経済解析室

第3次産業活動指数、鉱工業指数などを使って、経済産業の「今」について考えていきたいと思います。

鉱工業生産の低下に併せて、平成28年2月の稼働率も前月比で大きく低下。1,2月平均の稼働率は、過去の生産能力上昇局面からかなり遠い状態。

 平成28年2月の製造工業稼働率指数は94.5で、前月比▲5.4%低下と2か月ぶりの前月比低下となりました。2月の鉱工業生産指数が、前月比で▲5.2%低下と大きく低下していましたので、生産の低下、すなわち稼働率の低下ということになっています。

 

 稼働率指数を機械工業と非機械工業とでみると、機械工業の稼働率は前月比▲7.3%低下と製造工業全体の稼働率よりも大きく低下しています。

 逆に、非機械工業の稼働率も前月比▲2.1%低下ではありますが、製造工業全体の稼働率低下に比べると、小幅な低下となっており、2月は、機械工業の稼働状況が大きく悪くなっていることになります。

 機械工業の稼働率は前年同月比も▲4.8%低下となり、前年同月比低下も、これで14か月連続となります。昨年の同時期の稼働率指数が100を超えていたのに比べ、相当見劣りすると言わざるを得ません。

 

 この稼働率と生産能力の関係を描いた散布図を見てみると、平成27年第4四半期と今年1月、2月平均の点の位置の比較では、あまり大きな動きは見られません。

 昨年第4四半期の稼働率指数は97.9、生産能力指数は95.0ですが、今年1、2月平均の稼働率指数は97.2、生産能力指数は94.9ですので、散布図上では、点が左の方にうごいていることになります。

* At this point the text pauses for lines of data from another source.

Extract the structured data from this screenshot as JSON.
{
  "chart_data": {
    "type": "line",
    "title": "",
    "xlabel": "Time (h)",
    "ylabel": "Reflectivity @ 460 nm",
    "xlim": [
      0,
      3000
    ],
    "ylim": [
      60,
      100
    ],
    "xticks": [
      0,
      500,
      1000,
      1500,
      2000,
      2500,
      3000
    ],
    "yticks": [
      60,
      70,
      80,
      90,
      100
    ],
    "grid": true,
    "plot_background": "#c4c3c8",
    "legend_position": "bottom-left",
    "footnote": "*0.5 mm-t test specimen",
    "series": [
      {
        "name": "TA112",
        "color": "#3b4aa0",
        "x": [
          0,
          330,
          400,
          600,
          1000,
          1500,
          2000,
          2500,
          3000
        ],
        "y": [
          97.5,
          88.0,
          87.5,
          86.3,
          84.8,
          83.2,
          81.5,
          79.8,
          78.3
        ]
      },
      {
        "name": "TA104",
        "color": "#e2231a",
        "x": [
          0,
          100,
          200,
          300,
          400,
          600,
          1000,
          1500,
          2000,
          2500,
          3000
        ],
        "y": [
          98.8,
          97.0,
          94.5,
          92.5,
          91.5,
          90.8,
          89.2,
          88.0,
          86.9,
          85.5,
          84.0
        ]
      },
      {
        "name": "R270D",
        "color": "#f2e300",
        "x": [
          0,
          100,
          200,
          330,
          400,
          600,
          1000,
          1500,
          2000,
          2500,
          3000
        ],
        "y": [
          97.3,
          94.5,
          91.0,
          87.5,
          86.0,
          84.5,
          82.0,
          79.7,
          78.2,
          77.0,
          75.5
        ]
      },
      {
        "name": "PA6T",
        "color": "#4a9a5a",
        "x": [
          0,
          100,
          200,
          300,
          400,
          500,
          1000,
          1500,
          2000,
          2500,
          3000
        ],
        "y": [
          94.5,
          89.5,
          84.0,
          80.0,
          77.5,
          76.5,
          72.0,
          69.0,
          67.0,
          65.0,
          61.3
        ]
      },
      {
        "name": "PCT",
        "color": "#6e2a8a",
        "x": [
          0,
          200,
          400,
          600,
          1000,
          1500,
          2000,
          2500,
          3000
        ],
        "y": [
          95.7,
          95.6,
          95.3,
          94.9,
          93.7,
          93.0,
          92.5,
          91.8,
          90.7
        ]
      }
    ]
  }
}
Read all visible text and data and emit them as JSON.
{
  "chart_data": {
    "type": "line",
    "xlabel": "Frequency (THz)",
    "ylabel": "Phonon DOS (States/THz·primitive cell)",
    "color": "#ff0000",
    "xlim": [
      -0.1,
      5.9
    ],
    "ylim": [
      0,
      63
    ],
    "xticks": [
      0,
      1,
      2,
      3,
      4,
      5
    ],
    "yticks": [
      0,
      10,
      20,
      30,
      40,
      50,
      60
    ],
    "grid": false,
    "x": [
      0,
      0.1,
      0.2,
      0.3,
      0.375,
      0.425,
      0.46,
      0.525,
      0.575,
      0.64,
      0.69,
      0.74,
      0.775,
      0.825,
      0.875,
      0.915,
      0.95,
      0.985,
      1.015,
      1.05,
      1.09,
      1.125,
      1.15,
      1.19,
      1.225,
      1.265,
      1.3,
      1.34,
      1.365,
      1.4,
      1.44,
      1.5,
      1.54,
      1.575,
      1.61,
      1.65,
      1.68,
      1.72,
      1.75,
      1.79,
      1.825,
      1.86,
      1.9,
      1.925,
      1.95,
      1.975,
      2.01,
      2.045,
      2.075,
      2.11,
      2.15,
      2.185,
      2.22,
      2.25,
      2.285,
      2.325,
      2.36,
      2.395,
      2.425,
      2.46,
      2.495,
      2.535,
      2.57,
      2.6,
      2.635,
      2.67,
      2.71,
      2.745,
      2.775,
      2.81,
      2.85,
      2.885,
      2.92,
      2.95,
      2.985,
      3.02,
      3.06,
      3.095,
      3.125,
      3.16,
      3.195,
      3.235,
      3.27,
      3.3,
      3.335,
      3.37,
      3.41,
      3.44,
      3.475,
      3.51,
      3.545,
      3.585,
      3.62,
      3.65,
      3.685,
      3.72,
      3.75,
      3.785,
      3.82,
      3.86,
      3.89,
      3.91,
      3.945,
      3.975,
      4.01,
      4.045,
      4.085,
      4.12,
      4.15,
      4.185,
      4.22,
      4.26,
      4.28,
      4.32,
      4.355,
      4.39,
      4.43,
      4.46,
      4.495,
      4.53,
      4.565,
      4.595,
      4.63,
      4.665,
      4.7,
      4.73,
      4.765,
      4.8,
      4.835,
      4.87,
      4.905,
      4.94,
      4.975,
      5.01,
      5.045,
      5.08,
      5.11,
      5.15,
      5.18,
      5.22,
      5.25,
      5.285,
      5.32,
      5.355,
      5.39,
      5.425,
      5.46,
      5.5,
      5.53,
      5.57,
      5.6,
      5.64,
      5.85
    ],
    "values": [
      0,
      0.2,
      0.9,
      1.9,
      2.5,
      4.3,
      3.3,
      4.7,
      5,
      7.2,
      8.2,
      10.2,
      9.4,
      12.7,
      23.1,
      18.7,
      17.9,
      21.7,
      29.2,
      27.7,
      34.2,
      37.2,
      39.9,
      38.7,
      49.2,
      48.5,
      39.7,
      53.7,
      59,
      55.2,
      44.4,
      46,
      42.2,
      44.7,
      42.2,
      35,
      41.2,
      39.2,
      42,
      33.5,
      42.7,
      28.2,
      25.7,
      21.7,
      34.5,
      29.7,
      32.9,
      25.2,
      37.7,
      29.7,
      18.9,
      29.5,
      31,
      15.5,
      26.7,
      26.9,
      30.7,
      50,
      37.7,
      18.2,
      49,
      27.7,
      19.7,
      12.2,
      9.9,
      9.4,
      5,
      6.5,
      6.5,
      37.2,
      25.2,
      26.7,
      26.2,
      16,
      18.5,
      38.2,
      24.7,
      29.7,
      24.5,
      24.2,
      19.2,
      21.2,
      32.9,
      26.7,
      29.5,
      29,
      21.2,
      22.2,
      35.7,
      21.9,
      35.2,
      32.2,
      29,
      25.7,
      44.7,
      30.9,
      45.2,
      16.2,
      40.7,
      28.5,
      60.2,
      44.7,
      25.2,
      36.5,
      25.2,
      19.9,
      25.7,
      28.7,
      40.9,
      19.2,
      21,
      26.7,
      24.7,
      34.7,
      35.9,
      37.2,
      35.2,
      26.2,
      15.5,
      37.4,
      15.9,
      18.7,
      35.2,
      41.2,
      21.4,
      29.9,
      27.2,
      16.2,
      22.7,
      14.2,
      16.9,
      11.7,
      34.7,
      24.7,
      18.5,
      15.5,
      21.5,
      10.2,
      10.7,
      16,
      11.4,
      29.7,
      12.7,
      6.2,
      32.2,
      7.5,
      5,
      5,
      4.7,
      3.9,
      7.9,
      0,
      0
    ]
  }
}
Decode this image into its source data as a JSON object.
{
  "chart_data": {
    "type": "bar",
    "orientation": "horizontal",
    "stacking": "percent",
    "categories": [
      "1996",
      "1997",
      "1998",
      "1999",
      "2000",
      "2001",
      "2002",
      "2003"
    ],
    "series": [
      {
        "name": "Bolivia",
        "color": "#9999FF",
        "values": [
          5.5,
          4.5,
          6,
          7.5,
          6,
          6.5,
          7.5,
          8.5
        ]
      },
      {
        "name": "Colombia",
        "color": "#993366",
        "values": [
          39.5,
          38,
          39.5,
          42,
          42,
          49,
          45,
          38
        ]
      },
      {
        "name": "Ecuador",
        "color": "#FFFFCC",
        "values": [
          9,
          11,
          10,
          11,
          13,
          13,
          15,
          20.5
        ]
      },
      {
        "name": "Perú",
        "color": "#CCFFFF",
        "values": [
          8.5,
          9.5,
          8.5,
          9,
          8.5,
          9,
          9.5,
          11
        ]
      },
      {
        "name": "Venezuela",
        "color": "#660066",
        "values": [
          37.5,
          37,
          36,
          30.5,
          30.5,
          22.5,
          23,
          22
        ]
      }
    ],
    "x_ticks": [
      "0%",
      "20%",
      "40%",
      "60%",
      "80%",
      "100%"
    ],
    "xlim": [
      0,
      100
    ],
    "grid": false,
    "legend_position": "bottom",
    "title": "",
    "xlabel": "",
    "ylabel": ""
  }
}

 1月分のみのデータでは、この点が右下方向つまり、稼働率は改善するも生産能力は低下するという方向に動いていたことになりますが、1、2月平均で今年の第1四半期を代表させてみると、昨年第4半期から状況が良くなっているということにはなりません(生産能力指数は横ばいで、稼働率指数は低下)。

 

 この循環図(散布図)でみたときに、ここ10年ほどの期間で、生産能力指数が本格的に上昇したのは、平成17年第1四半期から平成20年第1四半期の期間でした。生産能力指数が上昇局面に転換した平成17年第1四半期の稼働率指数は110前後でした。

 平成28年1、2月平均の稼働率指数は97.2に留まり、まだかなり差があり、平成28年第1四半期は、過去の生産能力増強への転換局面からは、かなり差のある状態という評価になります。